Many of the newer targeted therapies have been looked at in gastrointestinal cancers, but unfortunately, no biologic in combination with radiation has been shown to improve clinical outcomes. That said, we have high hopes for the trastuzumab trial, so it remains an active research area. In rectal cancer, we are looking at a drug called midostaurin (a multitarget kinase inhibitor) in a phase I trial.

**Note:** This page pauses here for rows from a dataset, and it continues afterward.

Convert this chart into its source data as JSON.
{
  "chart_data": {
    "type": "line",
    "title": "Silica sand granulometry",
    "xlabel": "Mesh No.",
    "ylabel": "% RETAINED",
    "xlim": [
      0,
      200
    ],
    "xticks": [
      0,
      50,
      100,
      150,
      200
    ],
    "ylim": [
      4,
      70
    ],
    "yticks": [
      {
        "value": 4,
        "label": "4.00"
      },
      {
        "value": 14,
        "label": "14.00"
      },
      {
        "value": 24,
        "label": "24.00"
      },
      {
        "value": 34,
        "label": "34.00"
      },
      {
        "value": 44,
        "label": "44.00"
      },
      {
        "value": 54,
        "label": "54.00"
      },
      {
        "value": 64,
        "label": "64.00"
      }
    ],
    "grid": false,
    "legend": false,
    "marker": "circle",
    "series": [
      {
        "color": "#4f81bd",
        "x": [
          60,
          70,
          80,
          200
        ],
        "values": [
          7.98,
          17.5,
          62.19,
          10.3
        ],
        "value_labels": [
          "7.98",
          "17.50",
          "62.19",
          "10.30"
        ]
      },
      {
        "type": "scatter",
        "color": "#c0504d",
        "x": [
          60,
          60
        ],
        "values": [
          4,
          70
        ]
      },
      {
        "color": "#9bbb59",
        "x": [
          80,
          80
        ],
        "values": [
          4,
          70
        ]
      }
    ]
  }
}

There’s also a lot of excitement in work that shows the potential of radiation to enhance the ability of the immune system to recognize cancer cells.
Closing Thoughts
Do you have any final thoughts?
This is an exciting time for radiation oncology. The ability to treat liver tumors, which has arisen over the past 10 years, opens up many opportunities for our patients who previously had no curative options.
Moreover, I think our community remains interested in the integration of new drugs with radiation. Even beyond classic radiosensitization, in which we are just trying to enhance the radiospecific site, the idea of enhancing the abscopal effect, which might trigger a widespread immune response to cancer, is very exciting. The field of radiation oncology is exploring new ways to use our powerful tools. ■
Disclosure: Dr. Hong has received research support from Novartis.